There are not, if Austin's argument is correct, multiple senses of "to see," and what is seen must exist. Austin can't handle two of Ayer's examples in that way: "I saw two pieces of paper," said by someone with double vision, and I saw "pink rats," said by someone with the DTs. He argues that those are just not normal uses of "to see." Unusual situations force us to adapt language in various ways, since we don't have ordinary resources to handle them comfortably. Surely it would be more careful to say, "It looked like there were two pieces of paper" and we would say of the person with the DTs, "he thinks he is seeing pink rats," or "he is hallucinating pink rats," and if even if we do say, "he is seeing pink rats," we know perfectly well that we don't really mean it, it is a shorthand for "he believes he is seeing pink rats," or the like.

Aside. I don't think Austin can legitimately just dismiss certain uses of "to see" as abnormal, as he does in the previous paragraph. He claims (in the next chapter) that the uses of words are given by characteristic examples, not by definitions, and that we often stretch them in various ways, to argue that there is no fact of the matter about what can be inferred from a use of a word. The uses of the verb "to see" that he takes to be abnormal stretch the word in perfectly ordinary ways, which is something he seems to be concerned to allow. Thus, he needs an argument that there is a real dichotomy between normal and abnormal uses. Such dialogs as the following suggest that it may not be so easy to do that.

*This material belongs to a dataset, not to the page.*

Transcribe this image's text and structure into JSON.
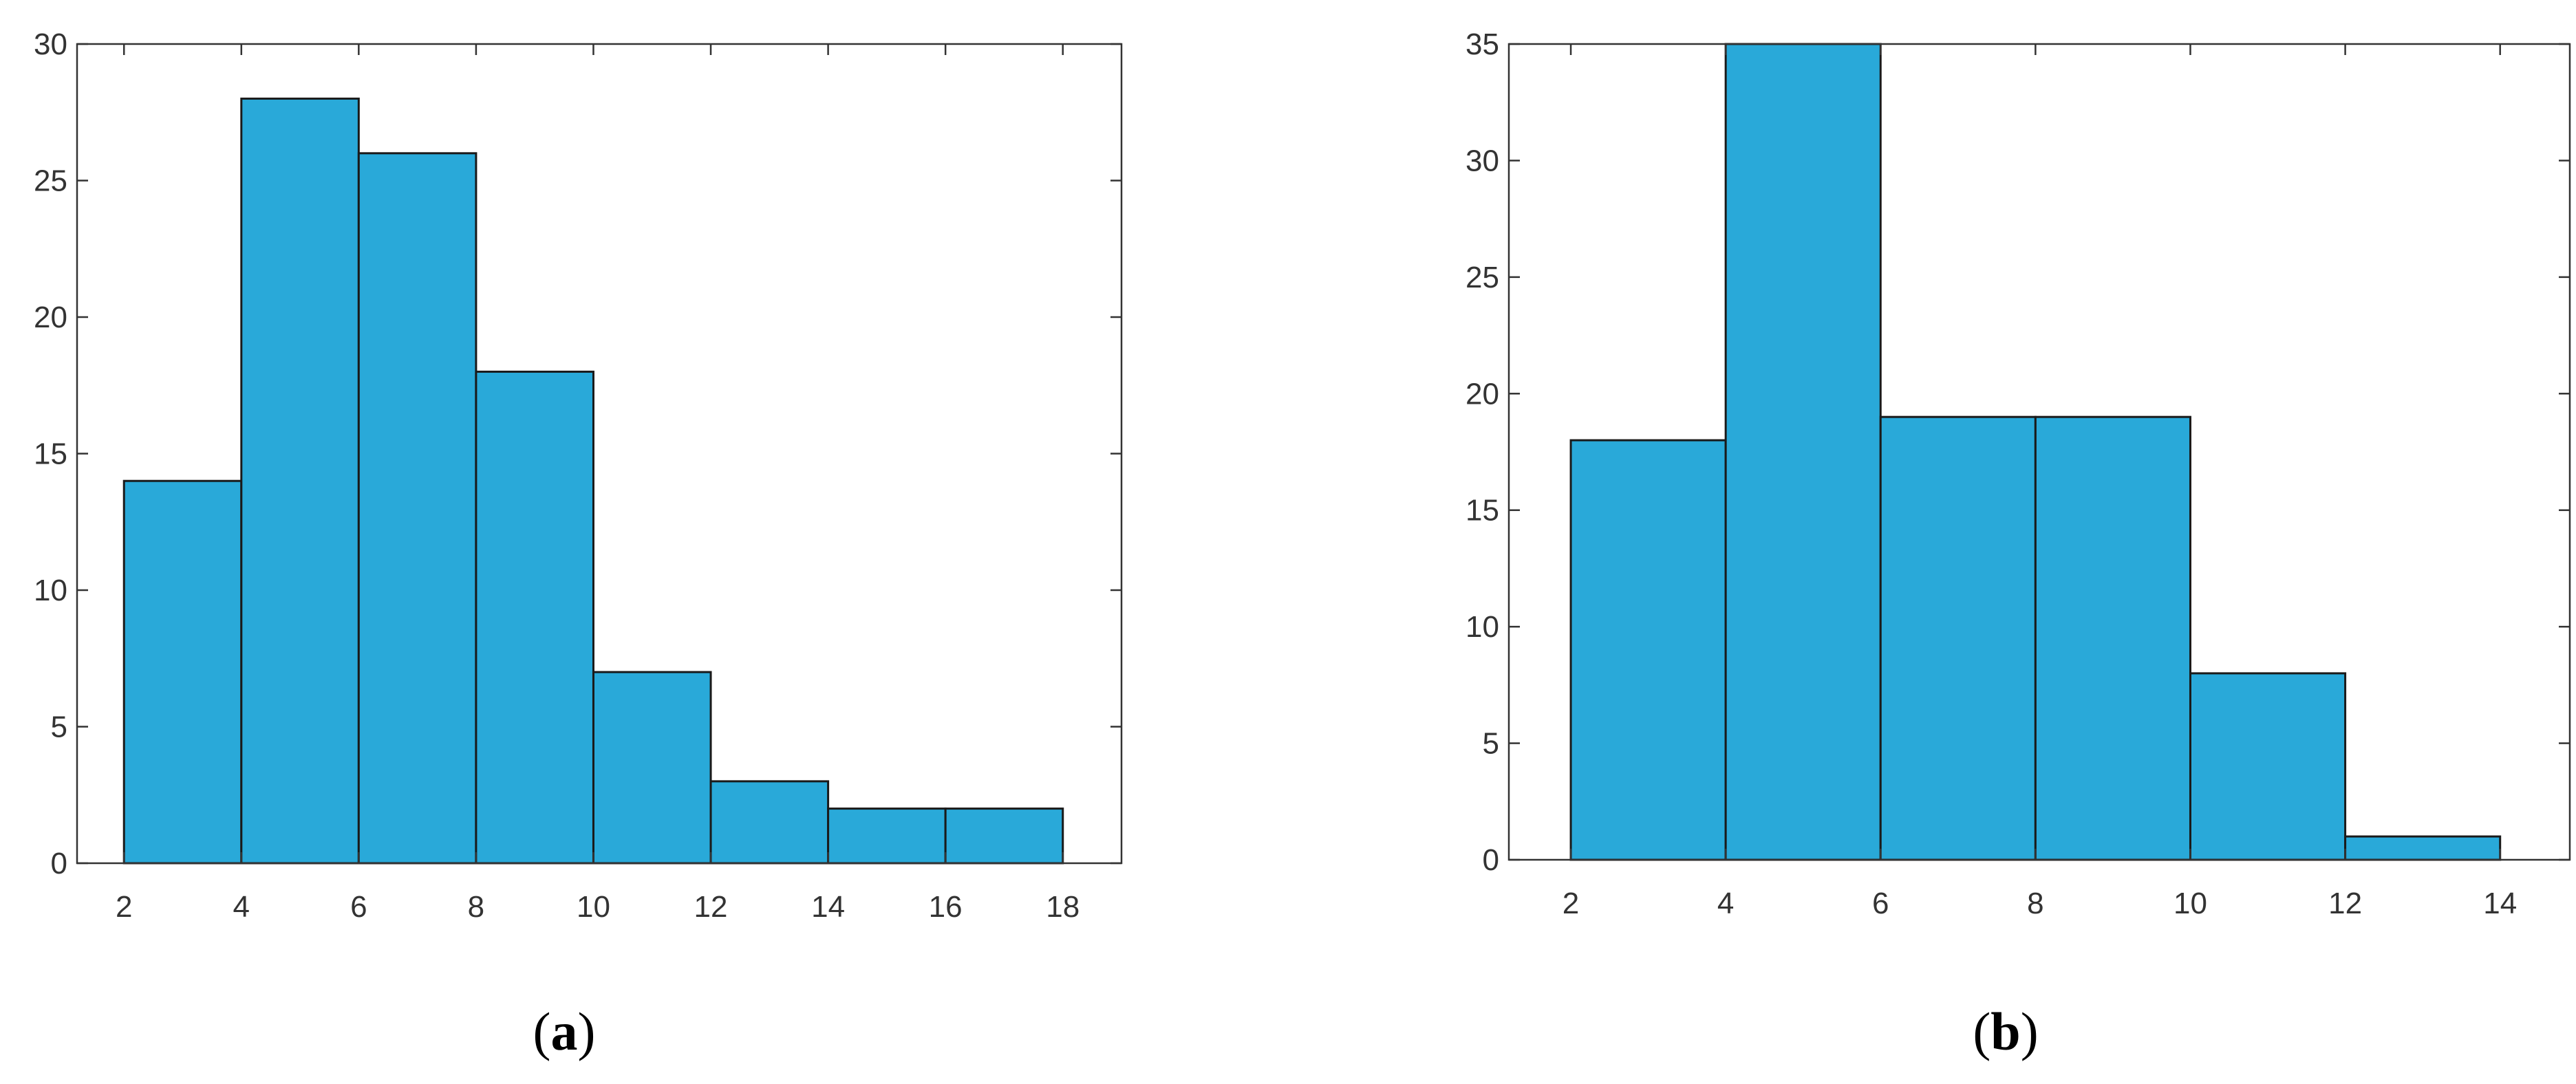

I have been focused on Austin's discussion of Ayer's claim that there is an "existentially delusive" use of to see, in which one can say that one sees something when it just isn't there. If we discuss qualitative delusions, Ayer says something different: there is a use of "see" such that an object must have the properties it appears to have: "I see a twinkling speck"; and a different use in which it need not: "I see a huge object, a star, that appears to be, but is not, a twinkling speck." Austin denies that there are two different uses here, and he denies, quite rightly, that the speck is anything other than the star. We can just describe what we are seeing in different ways, depending upon what features are of interest and what beliefs we are prepared to take for granted.

People sometimes say things like, we don't really see objects, only a portion of their surfaces. No, Austin says, when we see an object, it may sometimes be appropriate to describe what we see as a portion of the surface of some other object, sometimes appropriate to describe what we see as the object. Moreover, we do sometimes see a whole object, not a part ("I saw the whole piece of paper, and it was completely blank." That does not imply that I saw the other side of the piece of paper. "Whole" is not so simple as that. In addition, we don't always see a surface at all: where is the surface of a cat?)

After all that discussion, Austin admits that he doesn't really think it has anything to do with Ayer's argument after all. Ayer says we need a single use for "see," not subject to the vagaries of ordinary use, and he elects to use the word so that what we see must always exist and have the properties it appears to have. Well, whatever the ordinary uses, he can just ignore them and adopt a new use, since he is clear that he is doing so. However, notice that the new use is not any of the ordinary ones he claimed to give examples of. However, his motivation is not "improving ordinary use," as he says. It is introducing incorrigible propositions, as will become clear next time.

If you adopt Ayer's use of "to see," what can you be said to see? Certainly none of the things we ordinarily see or think we see, and so the inevitable answer is sense data.